The answer to that is no. Even though the College’s administration is trying, we are far from what we could be so that we can truly and proudly say that our campus is inclusive especially to international students.

When international students arrive on campus for the first time, we all go through an international student orientation during which we learn about U.S. culture, how college here works and what to say and how to behave in order to fit in.

We are generally encouraged to not just spend our time with other international students but to make domestic friends as well. Some of us come from cultures that are very different from the U.S. and in addition to having to get used to a new environment, college academics in a different language and making friends in general — all while being thousands of miles away from everything we know — we are also working hard on trying to fit in and becoming more “American.”

We as international students are told to do whatever it takes to fit in, to keep trying to be friends with domestic students and be nice and patient with them if they make comments about our culture that are completely inappropriate. We are told to be the patient ones, the forgiving ones, the accepting ones and the ones who are supposed to bridge the gap between internationals and domestic students.

The College is striving to be a very diverse and inclusive place and wants to have high numbers of international students, but then chooses to only tell international students how to assimilate to U.S. culture while the domestic students get no training at all in how to be inclusive.

Doesn’t that seem a little bit odd?
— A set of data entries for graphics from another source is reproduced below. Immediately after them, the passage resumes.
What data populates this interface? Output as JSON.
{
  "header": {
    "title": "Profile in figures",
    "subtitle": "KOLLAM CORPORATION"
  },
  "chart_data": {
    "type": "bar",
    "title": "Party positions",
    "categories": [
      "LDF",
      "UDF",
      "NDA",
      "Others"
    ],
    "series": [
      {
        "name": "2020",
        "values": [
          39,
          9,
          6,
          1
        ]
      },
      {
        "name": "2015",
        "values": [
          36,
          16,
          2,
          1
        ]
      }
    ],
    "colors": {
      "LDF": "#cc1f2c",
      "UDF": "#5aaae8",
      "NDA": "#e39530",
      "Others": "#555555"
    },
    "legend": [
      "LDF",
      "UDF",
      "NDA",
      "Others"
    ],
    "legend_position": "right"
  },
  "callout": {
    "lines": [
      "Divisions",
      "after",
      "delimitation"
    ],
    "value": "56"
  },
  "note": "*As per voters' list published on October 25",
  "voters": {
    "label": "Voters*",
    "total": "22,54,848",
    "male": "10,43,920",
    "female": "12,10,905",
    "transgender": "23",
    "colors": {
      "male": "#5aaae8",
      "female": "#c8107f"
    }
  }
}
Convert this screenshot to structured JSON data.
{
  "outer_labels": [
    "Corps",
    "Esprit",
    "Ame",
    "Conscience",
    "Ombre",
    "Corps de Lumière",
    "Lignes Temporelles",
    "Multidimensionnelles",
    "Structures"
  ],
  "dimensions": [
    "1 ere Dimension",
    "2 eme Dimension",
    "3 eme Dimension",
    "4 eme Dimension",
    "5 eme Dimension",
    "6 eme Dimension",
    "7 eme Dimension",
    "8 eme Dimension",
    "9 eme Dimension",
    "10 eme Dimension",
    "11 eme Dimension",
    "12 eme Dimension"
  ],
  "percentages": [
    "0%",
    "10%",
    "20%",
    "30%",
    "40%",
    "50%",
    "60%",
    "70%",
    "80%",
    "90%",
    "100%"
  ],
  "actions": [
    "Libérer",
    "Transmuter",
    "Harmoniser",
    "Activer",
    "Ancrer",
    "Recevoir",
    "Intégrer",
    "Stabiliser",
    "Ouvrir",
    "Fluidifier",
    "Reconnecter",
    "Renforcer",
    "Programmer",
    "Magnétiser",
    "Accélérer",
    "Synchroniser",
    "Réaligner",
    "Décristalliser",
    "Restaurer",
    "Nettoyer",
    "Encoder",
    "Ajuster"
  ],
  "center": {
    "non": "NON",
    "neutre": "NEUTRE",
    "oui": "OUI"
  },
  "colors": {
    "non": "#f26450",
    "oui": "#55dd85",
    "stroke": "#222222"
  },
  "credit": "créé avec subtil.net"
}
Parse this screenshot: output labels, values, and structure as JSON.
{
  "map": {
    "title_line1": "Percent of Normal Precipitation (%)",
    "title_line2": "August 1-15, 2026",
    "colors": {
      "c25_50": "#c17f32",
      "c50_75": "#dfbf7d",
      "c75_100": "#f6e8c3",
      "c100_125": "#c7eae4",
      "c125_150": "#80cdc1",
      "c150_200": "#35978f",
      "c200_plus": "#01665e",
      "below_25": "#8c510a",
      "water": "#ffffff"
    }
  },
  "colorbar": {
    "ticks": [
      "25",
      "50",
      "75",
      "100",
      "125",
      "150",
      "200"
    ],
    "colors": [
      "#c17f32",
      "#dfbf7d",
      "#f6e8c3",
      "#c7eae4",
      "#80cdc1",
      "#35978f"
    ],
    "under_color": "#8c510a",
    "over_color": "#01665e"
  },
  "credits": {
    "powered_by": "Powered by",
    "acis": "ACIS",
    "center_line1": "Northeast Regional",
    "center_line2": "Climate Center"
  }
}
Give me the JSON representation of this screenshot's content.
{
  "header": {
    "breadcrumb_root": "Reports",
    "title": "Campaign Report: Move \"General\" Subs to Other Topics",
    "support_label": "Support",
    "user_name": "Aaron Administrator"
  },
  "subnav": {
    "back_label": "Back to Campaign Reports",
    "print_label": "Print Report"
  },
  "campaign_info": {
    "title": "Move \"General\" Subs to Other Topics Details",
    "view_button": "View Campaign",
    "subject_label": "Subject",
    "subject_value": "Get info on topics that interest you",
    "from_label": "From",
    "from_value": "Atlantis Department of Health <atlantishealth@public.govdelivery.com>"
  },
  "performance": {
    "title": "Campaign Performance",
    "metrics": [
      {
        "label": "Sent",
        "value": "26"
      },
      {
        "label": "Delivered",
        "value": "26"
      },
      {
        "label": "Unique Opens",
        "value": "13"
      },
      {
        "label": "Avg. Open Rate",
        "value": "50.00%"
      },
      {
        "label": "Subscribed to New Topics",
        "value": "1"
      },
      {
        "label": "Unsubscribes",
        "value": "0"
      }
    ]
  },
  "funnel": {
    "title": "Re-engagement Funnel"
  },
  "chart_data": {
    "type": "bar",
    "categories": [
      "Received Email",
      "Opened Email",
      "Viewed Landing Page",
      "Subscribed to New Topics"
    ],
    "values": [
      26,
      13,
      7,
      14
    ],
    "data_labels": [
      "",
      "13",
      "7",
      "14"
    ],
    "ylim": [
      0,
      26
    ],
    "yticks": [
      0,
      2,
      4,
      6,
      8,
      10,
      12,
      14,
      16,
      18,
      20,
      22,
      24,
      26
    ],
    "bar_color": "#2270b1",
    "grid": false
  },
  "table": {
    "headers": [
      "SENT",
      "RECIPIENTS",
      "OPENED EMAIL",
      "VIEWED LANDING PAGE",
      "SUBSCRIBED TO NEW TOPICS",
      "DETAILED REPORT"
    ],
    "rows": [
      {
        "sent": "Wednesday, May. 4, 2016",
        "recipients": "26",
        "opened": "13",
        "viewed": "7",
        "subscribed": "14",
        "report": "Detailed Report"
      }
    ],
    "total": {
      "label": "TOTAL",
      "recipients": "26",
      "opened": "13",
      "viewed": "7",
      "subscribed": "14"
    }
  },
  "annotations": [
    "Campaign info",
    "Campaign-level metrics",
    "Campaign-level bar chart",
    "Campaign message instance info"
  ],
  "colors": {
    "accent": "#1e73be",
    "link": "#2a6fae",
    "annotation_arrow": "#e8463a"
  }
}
How is it purely the responsibility of international students to reach out and make friends with people from the U.S. when we don’t run into the same problems with other international students regardless of whether they’re from the same country as us? Why are we focusing so much on how international students learn to accept that domestic students aren’t aware that they may be saying something offensive to us? Should we not instead also train those very domestic students to not say things that are hurtful or discouraging to us?

Sure, if you bring the argument that domestic students are not aware of what they are doing because they have not been in contact with many international students at their high schools, then why don’t we as the College community ensure that they learn how to interact with, and be welcoming of international students? That way we may be able to prevent public statements that are hurtful to a large international student population. That way, we can prevent individuals from saying that “this is an American college” when we as international students try to get an apology for what wronged us.

Therefore, I propose that the ball should not be just in our court. For a sucessful integration and inclusion of international students into The College of Wooster community, we need effort from both sides. As long as that effort remains absent, we will not have the kind of “fitting in” of internationals that the College, supposedly desires.